Michael A. Bellesiles: Arming America: The Origins Of A National Gun Culture

Gun control has become such a controversial and galvanizing issue that it now seems like a permanent part of the national discourse. While modest gun regulation may be a sensible step toward preventing violence, gun-control opponents often invoke America's centuries-long love affair with firearms as a corollary to the Second Amendment. The claim that guns were a vital component of America since its colonial days is a potent one, bringing to mind images of frontier life filled with patriots defending their land and family from the villains (bears, Indians, Europeans) threatening their way of life. It's such a familiar refrain that few have challenged its veracity.
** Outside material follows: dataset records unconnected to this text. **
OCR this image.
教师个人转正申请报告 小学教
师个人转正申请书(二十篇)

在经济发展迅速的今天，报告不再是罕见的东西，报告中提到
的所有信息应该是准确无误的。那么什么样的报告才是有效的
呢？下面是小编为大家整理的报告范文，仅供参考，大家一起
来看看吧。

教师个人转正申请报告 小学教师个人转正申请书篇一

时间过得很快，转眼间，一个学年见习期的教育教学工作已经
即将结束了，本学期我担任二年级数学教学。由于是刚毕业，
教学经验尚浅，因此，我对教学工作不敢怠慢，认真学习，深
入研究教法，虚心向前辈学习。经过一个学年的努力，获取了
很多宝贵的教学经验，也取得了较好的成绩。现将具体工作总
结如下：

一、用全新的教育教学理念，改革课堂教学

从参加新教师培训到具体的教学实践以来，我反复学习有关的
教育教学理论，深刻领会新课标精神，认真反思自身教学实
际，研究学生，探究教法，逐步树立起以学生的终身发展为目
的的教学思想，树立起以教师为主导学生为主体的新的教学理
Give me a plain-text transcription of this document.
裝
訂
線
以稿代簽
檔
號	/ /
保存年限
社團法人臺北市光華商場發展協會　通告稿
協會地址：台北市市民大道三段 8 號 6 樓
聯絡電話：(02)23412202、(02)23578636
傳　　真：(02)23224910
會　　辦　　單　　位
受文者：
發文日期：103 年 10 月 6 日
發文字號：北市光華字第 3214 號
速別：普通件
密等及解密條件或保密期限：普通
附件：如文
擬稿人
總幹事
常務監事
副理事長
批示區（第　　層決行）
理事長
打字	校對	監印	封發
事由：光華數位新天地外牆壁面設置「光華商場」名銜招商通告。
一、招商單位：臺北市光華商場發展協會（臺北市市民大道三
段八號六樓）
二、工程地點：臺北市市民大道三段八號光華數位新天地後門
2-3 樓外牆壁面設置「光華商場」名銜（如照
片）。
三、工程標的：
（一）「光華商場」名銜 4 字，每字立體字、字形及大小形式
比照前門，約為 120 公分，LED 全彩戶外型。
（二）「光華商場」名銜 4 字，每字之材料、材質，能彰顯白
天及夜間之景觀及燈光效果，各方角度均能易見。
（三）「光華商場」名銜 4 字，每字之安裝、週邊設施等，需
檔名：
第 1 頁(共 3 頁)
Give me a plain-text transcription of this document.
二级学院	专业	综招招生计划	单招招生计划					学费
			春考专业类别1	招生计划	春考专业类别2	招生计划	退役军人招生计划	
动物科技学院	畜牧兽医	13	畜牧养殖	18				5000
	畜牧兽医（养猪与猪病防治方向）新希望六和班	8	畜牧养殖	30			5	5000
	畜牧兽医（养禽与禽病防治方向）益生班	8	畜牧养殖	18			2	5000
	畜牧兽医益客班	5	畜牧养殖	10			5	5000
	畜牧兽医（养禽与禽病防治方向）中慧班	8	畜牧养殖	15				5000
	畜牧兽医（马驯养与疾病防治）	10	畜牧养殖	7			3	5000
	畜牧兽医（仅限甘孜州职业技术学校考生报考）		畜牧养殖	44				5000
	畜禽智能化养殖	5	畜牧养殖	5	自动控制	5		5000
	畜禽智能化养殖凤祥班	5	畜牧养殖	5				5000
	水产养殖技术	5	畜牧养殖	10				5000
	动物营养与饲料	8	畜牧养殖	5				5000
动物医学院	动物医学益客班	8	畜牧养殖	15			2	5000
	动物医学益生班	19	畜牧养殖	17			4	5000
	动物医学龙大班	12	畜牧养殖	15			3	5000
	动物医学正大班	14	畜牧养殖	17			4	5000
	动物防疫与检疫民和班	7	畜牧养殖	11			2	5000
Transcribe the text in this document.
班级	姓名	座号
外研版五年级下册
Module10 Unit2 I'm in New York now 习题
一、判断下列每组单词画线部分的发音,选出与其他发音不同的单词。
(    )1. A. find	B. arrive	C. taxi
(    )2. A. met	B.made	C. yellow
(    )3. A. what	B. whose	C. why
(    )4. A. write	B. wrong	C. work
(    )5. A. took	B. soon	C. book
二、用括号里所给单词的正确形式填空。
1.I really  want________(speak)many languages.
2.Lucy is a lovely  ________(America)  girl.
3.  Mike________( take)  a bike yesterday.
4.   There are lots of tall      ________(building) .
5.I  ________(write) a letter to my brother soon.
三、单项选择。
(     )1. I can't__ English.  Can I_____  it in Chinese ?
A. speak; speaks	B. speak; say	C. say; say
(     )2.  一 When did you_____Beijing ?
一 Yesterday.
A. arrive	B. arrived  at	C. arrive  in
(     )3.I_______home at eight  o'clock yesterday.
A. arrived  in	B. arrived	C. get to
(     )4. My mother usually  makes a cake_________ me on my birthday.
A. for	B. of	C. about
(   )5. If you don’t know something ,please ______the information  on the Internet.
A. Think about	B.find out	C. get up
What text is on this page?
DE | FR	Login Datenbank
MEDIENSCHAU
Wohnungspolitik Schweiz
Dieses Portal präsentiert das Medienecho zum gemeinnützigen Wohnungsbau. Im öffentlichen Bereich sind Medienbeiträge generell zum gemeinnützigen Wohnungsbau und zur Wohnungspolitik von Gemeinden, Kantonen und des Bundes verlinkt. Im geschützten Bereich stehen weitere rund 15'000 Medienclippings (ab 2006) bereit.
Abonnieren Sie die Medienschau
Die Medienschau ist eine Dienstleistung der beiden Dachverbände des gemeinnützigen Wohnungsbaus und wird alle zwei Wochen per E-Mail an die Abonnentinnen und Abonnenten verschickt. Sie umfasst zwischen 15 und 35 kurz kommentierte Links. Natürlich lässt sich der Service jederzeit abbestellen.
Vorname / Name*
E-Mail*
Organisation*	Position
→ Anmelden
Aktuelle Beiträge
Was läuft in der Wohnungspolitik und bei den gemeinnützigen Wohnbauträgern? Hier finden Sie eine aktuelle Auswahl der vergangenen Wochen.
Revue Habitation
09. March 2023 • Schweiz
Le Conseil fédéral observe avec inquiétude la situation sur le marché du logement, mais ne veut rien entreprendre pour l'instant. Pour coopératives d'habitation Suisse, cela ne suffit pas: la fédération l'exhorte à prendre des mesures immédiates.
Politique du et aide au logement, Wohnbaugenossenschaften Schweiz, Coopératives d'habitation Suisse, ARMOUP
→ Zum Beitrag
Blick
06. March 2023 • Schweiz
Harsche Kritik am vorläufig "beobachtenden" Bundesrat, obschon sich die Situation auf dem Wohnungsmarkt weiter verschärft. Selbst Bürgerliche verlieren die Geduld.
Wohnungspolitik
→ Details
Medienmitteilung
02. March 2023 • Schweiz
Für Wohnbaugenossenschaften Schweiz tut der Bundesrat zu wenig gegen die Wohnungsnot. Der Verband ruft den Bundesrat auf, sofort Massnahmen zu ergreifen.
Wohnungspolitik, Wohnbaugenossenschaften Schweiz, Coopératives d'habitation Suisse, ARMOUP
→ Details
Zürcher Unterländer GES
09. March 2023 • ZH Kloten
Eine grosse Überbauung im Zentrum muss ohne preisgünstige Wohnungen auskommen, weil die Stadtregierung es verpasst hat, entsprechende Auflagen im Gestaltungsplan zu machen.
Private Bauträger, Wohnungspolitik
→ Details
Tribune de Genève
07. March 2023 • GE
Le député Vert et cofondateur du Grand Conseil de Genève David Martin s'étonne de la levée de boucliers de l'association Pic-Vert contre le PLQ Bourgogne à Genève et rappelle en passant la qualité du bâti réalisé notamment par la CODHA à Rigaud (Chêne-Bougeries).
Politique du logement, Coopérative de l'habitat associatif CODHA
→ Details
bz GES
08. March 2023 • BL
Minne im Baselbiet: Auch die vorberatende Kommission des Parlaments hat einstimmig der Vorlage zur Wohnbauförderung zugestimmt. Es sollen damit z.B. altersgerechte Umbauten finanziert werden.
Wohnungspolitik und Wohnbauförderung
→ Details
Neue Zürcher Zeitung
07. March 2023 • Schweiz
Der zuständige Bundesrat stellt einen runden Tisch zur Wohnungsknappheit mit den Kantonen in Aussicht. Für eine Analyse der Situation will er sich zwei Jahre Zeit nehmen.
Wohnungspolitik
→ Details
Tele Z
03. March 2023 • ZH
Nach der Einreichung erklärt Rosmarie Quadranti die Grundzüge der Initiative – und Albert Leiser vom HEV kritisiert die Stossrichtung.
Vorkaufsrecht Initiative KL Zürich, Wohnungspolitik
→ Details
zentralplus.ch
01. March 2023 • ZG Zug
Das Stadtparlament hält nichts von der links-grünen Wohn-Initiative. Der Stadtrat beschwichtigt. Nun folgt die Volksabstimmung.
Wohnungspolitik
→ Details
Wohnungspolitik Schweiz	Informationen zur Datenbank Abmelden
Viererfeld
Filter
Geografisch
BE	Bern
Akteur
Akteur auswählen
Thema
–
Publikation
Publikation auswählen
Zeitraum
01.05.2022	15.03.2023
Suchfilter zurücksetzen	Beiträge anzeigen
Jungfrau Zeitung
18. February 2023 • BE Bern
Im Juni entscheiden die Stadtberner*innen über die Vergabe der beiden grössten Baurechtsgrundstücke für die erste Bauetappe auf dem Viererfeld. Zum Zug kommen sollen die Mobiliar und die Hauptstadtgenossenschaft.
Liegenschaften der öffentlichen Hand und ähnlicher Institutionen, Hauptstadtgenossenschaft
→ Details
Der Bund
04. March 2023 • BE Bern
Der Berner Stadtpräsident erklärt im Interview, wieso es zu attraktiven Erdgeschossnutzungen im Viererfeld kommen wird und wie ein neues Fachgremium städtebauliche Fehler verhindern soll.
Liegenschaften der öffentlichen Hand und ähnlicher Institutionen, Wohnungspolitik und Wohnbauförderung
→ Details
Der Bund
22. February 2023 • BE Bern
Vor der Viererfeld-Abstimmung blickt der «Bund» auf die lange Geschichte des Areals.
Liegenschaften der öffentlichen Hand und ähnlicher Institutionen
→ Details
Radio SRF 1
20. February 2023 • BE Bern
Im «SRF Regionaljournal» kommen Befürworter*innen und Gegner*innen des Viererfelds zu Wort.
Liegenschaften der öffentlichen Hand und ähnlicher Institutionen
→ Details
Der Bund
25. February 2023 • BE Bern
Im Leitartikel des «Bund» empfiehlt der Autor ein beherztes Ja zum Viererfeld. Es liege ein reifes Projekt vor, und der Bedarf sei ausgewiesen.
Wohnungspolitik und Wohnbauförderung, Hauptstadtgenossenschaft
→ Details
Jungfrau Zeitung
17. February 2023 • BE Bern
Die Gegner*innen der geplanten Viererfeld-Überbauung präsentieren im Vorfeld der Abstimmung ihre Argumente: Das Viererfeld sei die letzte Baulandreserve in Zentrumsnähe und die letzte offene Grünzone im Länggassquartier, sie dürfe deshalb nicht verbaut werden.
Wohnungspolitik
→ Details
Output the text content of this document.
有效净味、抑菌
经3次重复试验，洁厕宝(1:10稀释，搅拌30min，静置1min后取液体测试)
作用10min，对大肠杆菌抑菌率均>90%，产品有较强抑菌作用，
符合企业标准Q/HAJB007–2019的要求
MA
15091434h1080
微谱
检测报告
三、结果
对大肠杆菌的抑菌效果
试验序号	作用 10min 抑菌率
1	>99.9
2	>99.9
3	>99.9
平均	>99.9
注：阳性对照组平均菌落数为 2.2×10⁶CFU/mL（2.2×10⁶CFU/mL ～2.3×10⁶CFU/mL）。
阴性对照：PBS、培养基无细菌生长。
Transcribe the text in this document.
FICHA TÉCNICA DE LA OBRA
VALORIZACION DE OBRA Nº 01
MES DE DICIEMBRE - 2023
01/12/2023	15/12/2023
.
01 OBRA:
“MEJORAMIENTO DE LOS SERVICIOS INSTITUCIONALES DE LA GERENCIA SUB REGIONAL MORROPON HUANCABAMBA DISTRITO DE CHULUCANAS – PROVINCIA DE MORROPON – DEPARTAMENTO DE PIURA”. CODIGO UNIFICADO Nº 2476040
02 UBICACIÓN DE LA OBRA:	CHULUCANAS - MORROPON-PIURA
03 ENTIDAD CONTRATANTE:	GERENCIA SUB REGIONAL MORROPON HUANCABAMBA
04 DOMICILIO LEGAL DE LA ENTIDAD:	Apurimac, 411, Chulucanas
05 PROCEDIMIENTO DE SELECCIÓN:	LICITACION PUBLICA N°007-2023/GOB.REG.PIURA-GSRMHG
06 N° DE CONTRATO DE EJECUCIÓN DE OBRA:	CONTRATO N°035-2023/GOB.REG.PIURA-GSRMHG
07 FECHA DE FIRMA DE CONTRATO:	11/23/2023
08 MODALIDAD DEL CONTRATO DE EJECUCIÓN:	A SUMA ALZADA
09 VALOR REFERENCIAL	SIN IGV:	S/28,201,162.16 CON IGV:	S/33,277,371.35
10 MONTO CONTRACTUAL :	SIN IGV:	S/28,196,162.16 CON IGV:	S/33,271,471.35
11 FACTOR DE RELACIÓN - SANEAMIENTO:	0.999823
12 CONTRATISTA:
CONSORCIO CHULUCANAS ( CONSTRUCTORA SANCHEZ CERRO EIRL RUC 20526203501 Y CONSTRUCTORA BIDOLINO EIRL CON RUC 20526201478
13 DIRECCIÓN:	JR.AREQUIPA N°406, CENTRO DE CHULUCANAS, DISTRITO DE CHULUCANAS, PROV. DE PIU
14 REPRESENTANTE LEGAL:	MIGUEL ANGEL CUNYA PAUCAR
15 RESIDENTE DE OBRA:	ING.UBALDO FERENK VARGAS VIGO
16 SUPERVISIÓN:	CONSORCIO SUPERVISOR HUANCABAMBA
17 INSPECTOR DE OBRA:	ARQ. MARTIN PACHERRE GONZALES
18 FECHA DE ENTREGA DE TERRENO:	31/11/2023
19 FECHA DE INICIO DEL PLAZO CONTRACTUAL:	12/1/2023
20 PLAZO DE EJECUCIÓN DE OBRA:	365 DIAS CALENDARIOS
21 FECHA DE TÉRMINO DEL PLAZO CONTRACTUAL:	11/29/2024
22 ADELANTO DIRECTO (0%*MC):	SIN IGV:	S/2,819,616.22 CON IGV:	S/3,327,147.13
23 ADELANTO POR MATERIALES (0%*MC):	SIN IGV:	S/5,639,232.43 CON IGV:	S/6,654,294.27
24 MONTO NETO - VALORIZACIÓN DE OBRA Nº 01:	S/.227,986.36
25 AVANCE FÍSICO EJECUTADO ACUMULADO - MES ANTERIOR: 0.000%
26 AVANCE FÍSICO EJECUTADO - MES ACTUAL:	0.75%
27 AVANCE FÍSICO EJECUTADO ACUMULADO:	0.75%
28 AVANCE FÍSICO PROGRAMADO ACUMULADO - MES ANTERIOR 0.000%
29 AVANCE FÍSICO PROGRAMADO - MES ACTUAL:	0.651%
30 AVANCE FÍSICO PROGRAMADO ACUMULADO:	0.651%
In Arming America, Michael A. Bellesiles takes aim at the myth that guns have always been an integral part of America. His thoroughly researched and often fascinating book begins with the European colonization of North America, when guns were a rare, often unreliable commodity owned mostly by the wealthy. Instead, the weapons of choice were the longbow and sword—simpler, cheaper tools that didn't require nearly as much maintenance as rifles. Local militias fought mainly with conventional arms, and guns almost never proved the deciding factor in conflicts, at least until the popular advent of the peripheral but more effective bayonet. America only began to manufacture its own firearms after the Revolutionary War, and even then their distribution was highly regulated and hardly universal, even once the Constitution affirmed the right to bear arms. But if guns were so burdensome, why did they continue to improve and proliferate? Arming America falls short on this point, which is why Bellesiles' repetitive book is hardly an unqualified success as polemic fuel. It doesn't help that the author frequently complains about common assumptions that lack supporting data, even though he never hesitates to make his own presumptions to support his thesis. Nor does he explain what caused America to become such a self-consciously violent society shortly before the Civil War solidified the country's gun subculture. Ultimately, gun use throughout the last several centuries has little bearing on how today's gun owners feel, no matter what the nation's forefathers did or thought. But Arming America successfully erodes the notion of gun ownership as an inalienable, historically documented right akin to life, liberty, and the pursuit of happiness.